An alternative way to write:

xent = tf.nn.softmax_cross_entropy_with_logits(logits, labels)

...would be:

softmax = tf.nn.softmax(logits)
xent = -tf.reduce_sum(labels * tf.log(softmax), 1)

However, this alternative would be (i) less numerically stable (since the softmax may compute much larger values) and (ii) less efficient (since some redundant computation would happen in the backprop). For real uses, we recommend that you use tf.nn.softmax_cross_entropy_with_logits().

Answer 3

Like they say, you can't spell "softmax_cross_entropy_with_logits" without "softmax". Softmax of [0.45] is [1], and log(1) is 0.
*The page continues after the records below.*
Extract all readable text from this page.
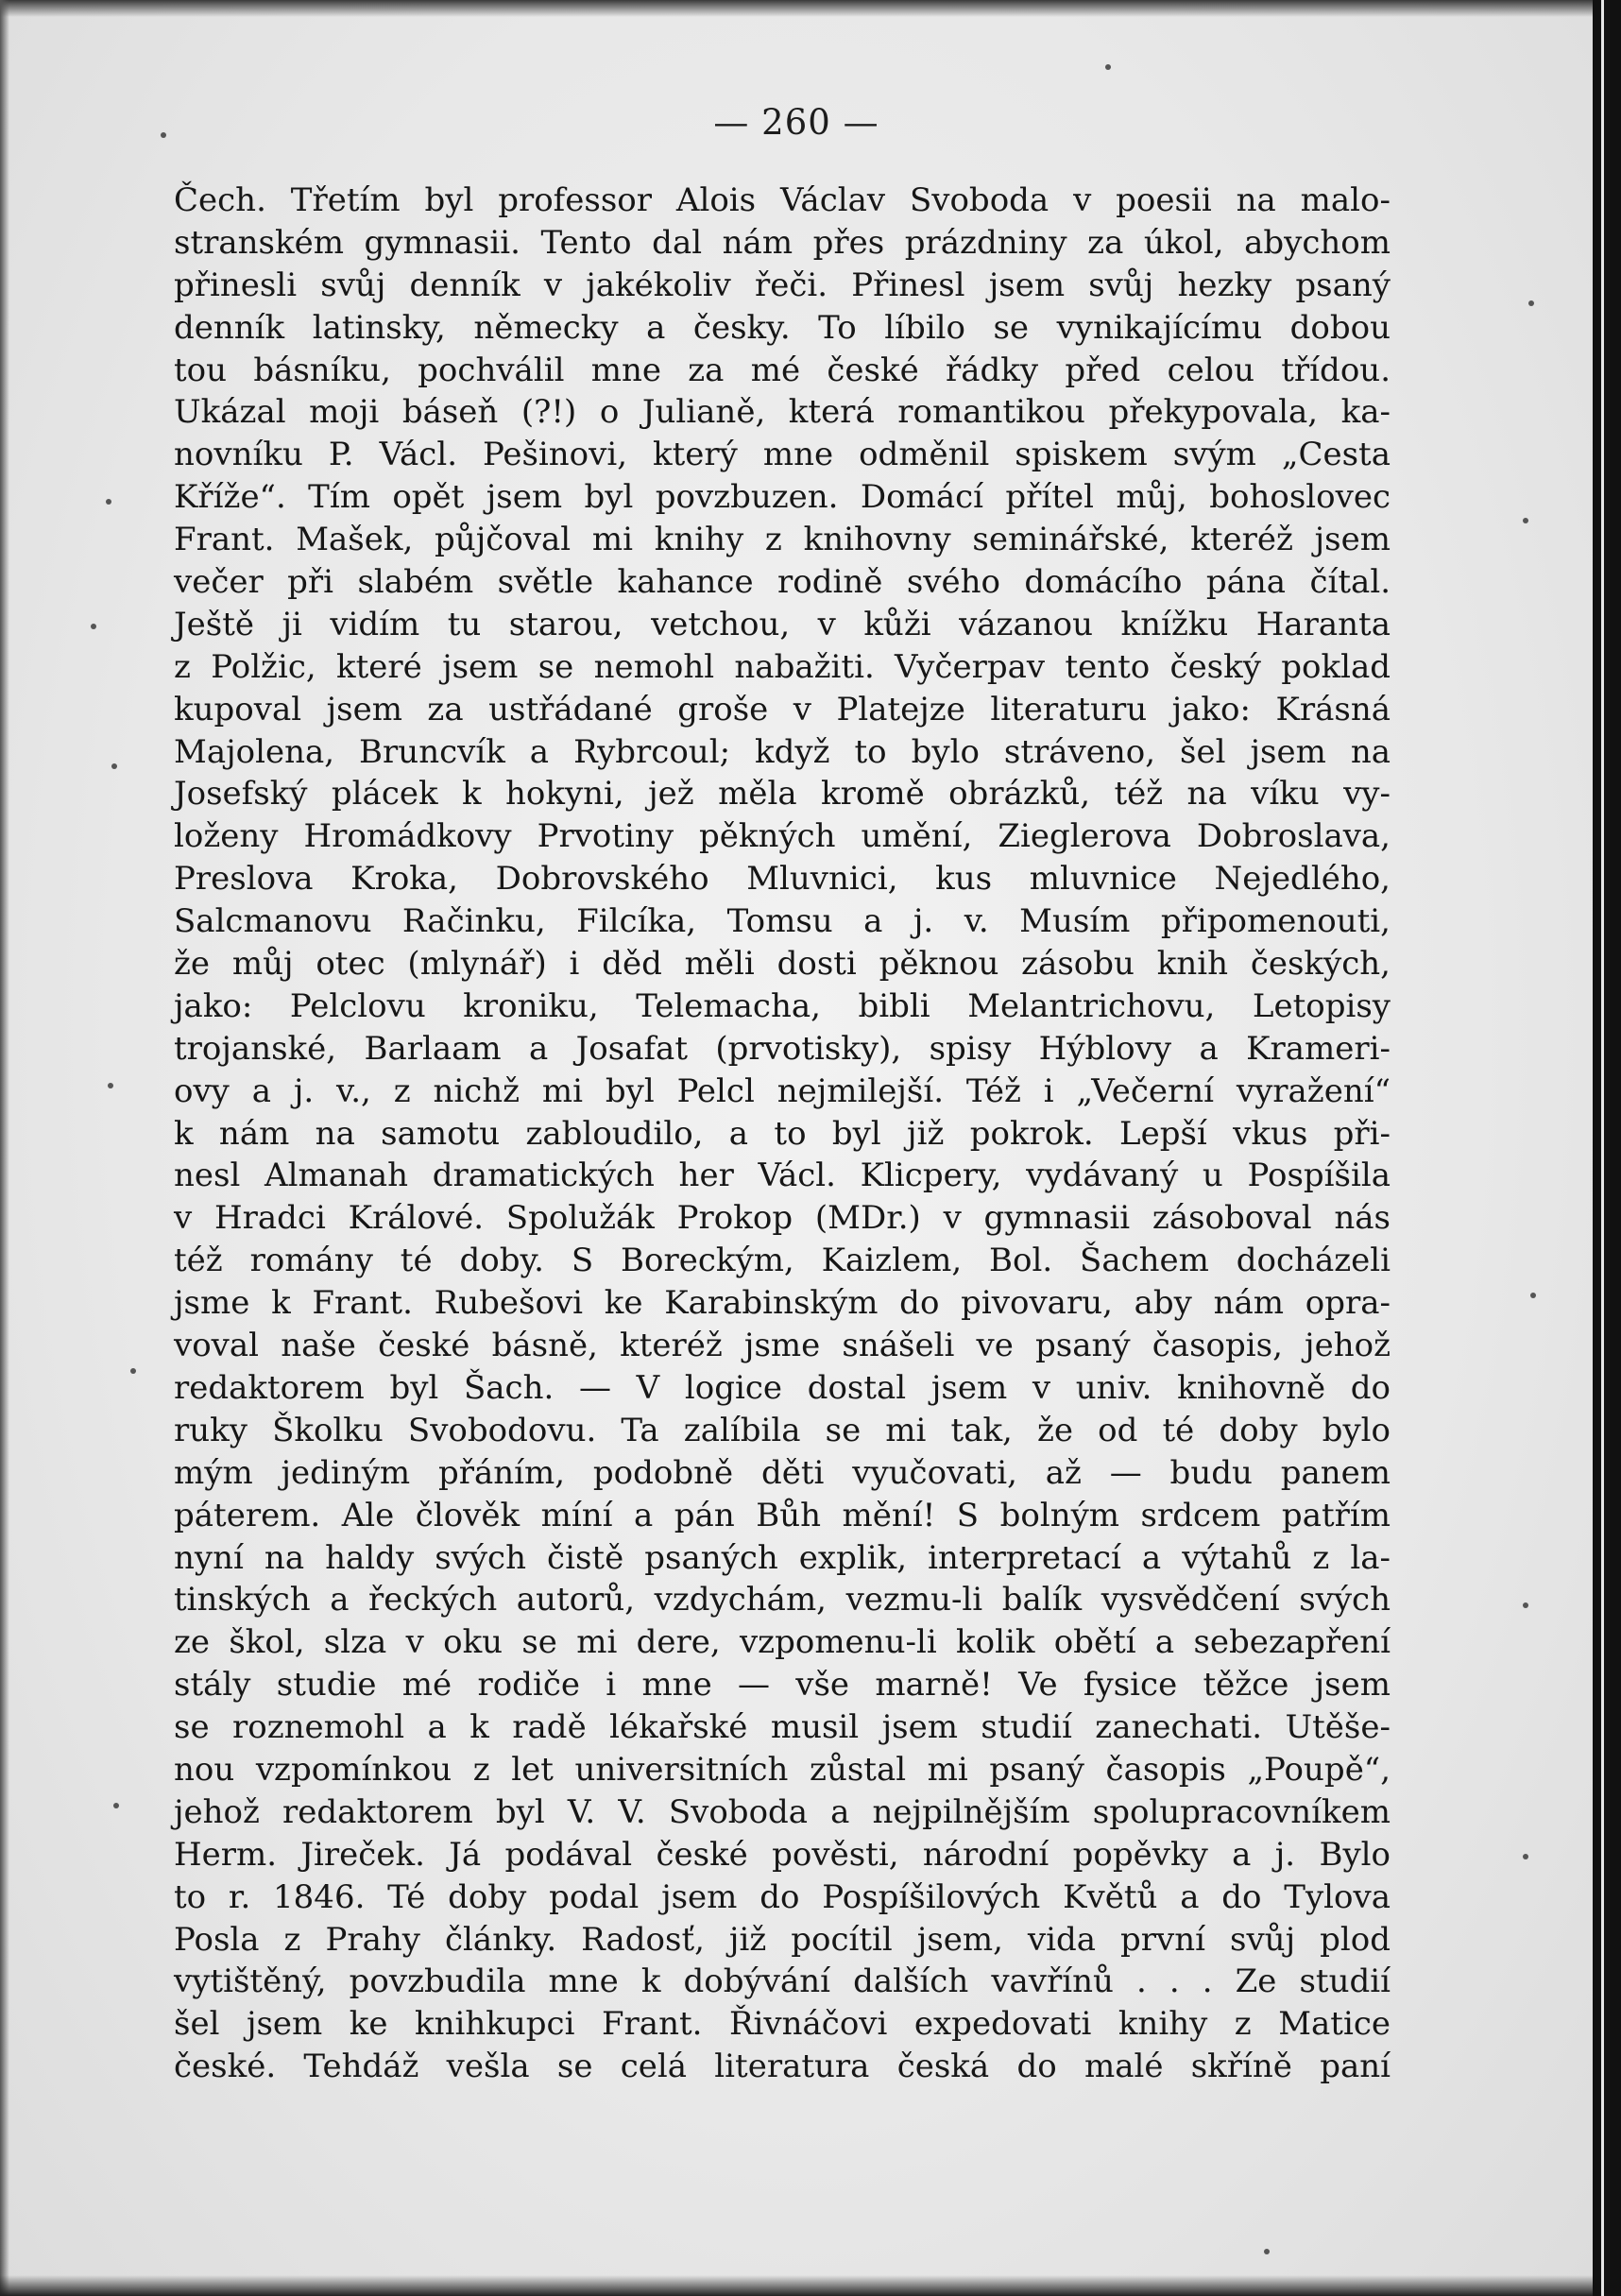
— 260 —
Čech. Třetím byl professor Alois Václav Svoboda v poesii na malo-
stranském gymnasii. Tento dal nám přes prázdniny za úkol, abychom
přinesli svůj denník v jakékoliv řeči. Přinesl jsem svůj hezky psaný
denník latinsky, německy a česky. To líbilo se vynikajícímu dobou
tou básníku, pochválil mne za mé české řádky před celou třídou.
Ukázal moji báseň (?!) o Julianě, která romantikou překypovala, ka-
novníku P. Václ. Pešinovi, který mne odměnil spiskem svým „Cesta
Kříže“. Tím opět jsem byl povzbuzen. Domácí přítel můj, bohoslovec
Frant. Mašek, půjčoval mi knihy z knihovny seminářské, kteréž jsem
večer při slabém světle kahance rodině svého domácího pána čítal.
Ještě ji vidím tu starou, vetchou, v kůži vázanou knížku Haranta
z Polžic, které jsem se nemohl nabažiti. Vyčerpav tento český poklad
kupoval jsem za ustřádané groše v Platejze literaturu jako: Krásná
Majolena, Bruncvík a Rybrcoul; když to bylo stráveno, šel jsem na
Josefský plácek k hokyni, jež měla kromě obrázků, též na víku vy-
loženy Hromádkovy Prvotiny pěkných umění, Zieglerova Dobroslava,
Preslova Kroka, Dobrovského Mluvnici, kus mluvnice Nejedlého,
Salcmanovu Račinku, Filcíka, Tomsu a j. v. Musím připomenouti,
že můj otec (mlynář) i děd měli dosti pěknou zásobu knih českých,
jako: Pelclovu kroniku, Telemacha, bibli Melantrichovu, Letopisy
trojanské, Barlaam a Josafat (prvotisky), spisy Hýblovy a Krameri-
ovy a j. v., z nichž mi byl Pelcl nejmilejší. Též i „Večerní vyražení“
k nám na samotu zabloudilo, a to byl již pokrok. Lepší vkus při-
nesl Almanah dramatických her Václ. Klicpery, vydávaný u Pospíšila
v Hradci Králové. Spolužák Prokop (MDr.) v gymnasii zásoboval nás
též romány té doby. S Boreckým, Kaizlem, Bol. Šachem docházeli
jsme k Frant. Rubešovi ke Karabinským do pivovaru, aby nám opra-
voval naše české básně, kteréž jsme snášeli ve psaný časopis, jehož
redaktorem byl Šach. — V logice dostal jsem v univ. knihovně do
ruky Školku Svobodovu. Ta zalíbila se mi tak, že od té doby bylo
mým jediným přáním, podobně děti vyučovati, až — budu panem
páterem. Ale člověk míní a pán Bůh mění! S bolným srdcem patřím
nyní na haldy svých čistě psaných explik, interpretací a výtahů z la-
tinských a řeckých autorů, vzdychám, vezmu-li balík vysvědčení svých
ze škol, slza v oku se mi dere, vzpomenu-li kolik obětí a sebezapření
stály studie mé rodiče i mne — vše marně! Ve fysice těžce jsem
se roznemohl a k radě lékařské musil jsem studií zanechati. Utěše-
nou vzpomínkou z let universitních zůstal mi psaný časopis „Poupě“,
jehož redaktorem byl V. V. Svoboda a nejpilnějším spolupracovníkem
Herm. Jireček. Já podával české pověsti, národní popěvky a j. Bylo
to r. 1846. Té doby podal jsem do Pospíšilových Květů a do Tylova
Posla z Prahy články. Radosť, již pocítil jsem, vida první svůj plod
vytištěný, povzbudila mne k dobývání dalších vavřínů . . . Ze studií
šel jsem ke knihkupci Frant. Řivnáčovi expedovati knihy z Matice
české. Tehdáž vešla se celá literatura česká do malé skříně paní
Measures the probability error in discrete classification tasks in which the classes are mutually exclusive (each entry is in exactly one class). For example, each CIFAR-10 image is labeled with one and only one label: an image can be a dog or a truck, but not both.

NOTE: While the classes are mutually exclusive, their probabilities need not be. All that is required is that each row of labels is a valid probability distribution. If they are not, the computation of the gradient will be incorrect.

If using exclusive labels (wherein one and only one class is true at a time), see sparse_softmax_cross_entropy_with_logits.

WARNING: This op expects unscaled logits, since it performs a softmax on logits internally for efficiency. Do not call this op with the output of softmax, as it will produce incorrect results.

logits and labels must have the same shape [batch_size, num_classes] and the same dtype (either float16, float32, or float64).